“The only thing that will ever prevent nations from beginning war is terror.” So wrote Alfred Nobel, who gave his name to the world’s most famous peace prize—but who also invented dynamite.
This quote appears in a brand-new book co-authored by Alexander C. Karp and Nicholas W. Zamiska, of Palantir Technologies, which we’re excerpting today. “The Technological Republic,” published this week, argues that the future of the West depends on America having the best weapons in the world—and it could not be more timely. In the last seven days, President Donald Trump has made extraordinary concessions to Russia’s authoritarian regime. His defense secretary, Pete Hegseth, has called for $50 billion in budget cuts to the U.S. military. And Hamas flagrantly violated the already fragile ceasefire deal in Gaza.
America’s enemies are strong. Our allies are vulnerable. What we need, argues Alex in the following essay, is a new Manhattan Project: a collaboration between our government and our technology sector that will keep America, and the world, safe.

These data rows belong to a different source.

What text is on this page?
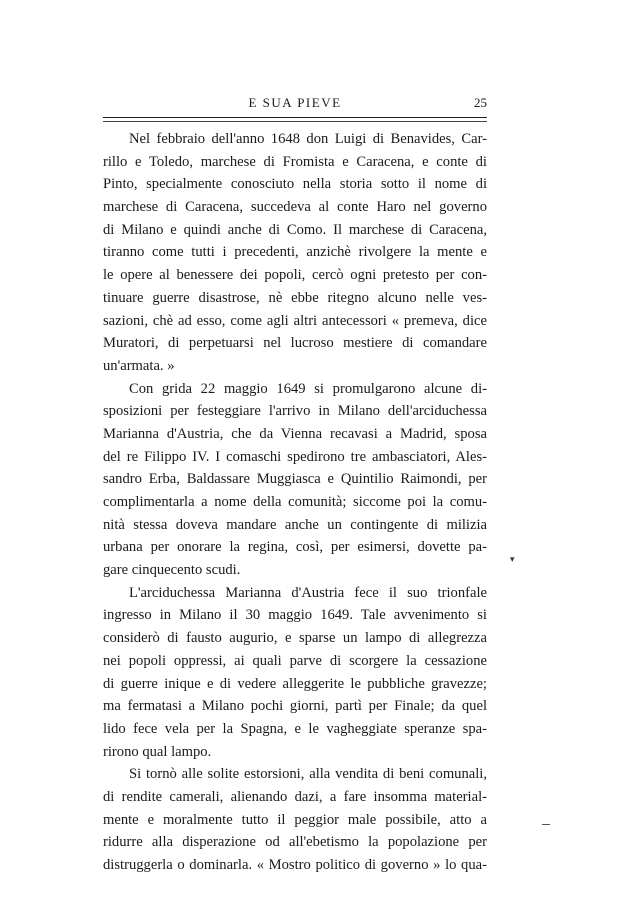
E SUA PIEVE	25
Nel febbraio dell'anno 1648 don Luigi di Benavides, Car-
rillo e Toledo, marchese di Fromista e Caracena, e conte di
Pinto, specialmente conosciuto nella storia sotto il nome di
marchese di Caracena, succedeva al conte Haro nel governo
di Milano e quindi anche di Como. Il marchese di Caracena,
tiranno come tutti i precedenti, anzichè rivolgere la mente e
le opere al benessere dei popoli, cercò ogni pretesto per con-
tinuare guerre disastrose, nè ebbe ritegno alcuno nelle ves-
sazioni, chè ad esso, come agli altri antecessori « premeva, dice
Muratori, di perpetuarsi nel lucroso mestiere di comandare
un'armata. »
Con grida 22 maggio 1649 si promulgarono alcune di-
sposizioni per festeggiare l'arrivo in Milano dell'arciduchessa
Marianna d'Austria, che da Vienna recavasi a Madrid, sposa
del re Filippo IV. I comaschi spedirono tre ambasciatori, Ales-
sandro Erba, Baldassare Muggiasca e Quintilio Raimondi, per
complimentarla a nome della comunità; siccome poi la comu-
nità stessa doveva mandare anche un contingente di milizia
urbana per onorare la regina, così, per esimersi, dovette pa-
gare cinquecento scudi.
L'arciduchessa Marianna d'Austria fece il suo trionfale
ingresso in Milano il 30 maggio 1649. Tale avvenimento si
considerò di fausto augurio, e sparse un lampo di allegrezza
nei popoli oppressi, ai quali parve di scorgere la cessazione
di guerre inique e di vedere alleggerite le pubbliche gravezze;
ma fermatasi a Milano pochi giorni, partì per Finale; da quel
lido fece vela per la Spagna, e le vagheggiate speranze spa-
rirono qual lampo.
Si tornò alle solite estorsioni, alla vendita di beni comunali,
di rendite camerali, alienando dazi, a fare insomma material-
mente e moralmente tutto il peggior male possibile, atto a
ridurre alla disperazione od all'ebetismo la popolazione per
distruggerla o dominarla. « Mostro politico di governo » lo qua-
▾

Why isn’t this happening already? Read on to find out. —The Editors
On July 16, 1945, in the darkness before dawn, a group of scientists and government officials gathered at a desolate stretch of sand in the New Mexico desert to witness humanity’s first test of a nuclear weapon. It was a pivotal moment in the timeline of the Manhattan Project, the World War II government program in which scientists collaborated with the U.S. military to develop the first atomic bomb before Nazi Germany. That morning, the nuclear physicist J. Robert Oppenheimer reportedly wondered aloud if a weapon this destructive might somehow contribute to an enduring peace—recalling the hope of Swedish industrialist Alfred Nobel that dynamite, which Nobel had invented, “would end wars.”
It has been nearly 80 years since the first test of an atomic bomb, and nuclear weapons have been used in war only twice, at Hiroshima and Nagasaki in Japan. The horror of that day, August 6, 1945, has grown distant and faint, almost abstract, for many.
Yet too many have also forgotten, or perhaps take for granted, that nearly a century of some version of peace has prevailed in the world without a great power military conflict. For this period of relative tranquility, it would be unreasonable to give all of the credit to a single weapon. The supremacy of American military power over the past century has undoubtedly helped guard the current, albeit fragile, peace.
A commitment to the maintenance of such supremacy, however, has become increasingly unfashionable in the West. And deterrence, as a doctrine, is at risk of losing its moral appeal. This leaves us in grave danger. The United States and its allies should, without delay, commit to launching a new Manhattan Project.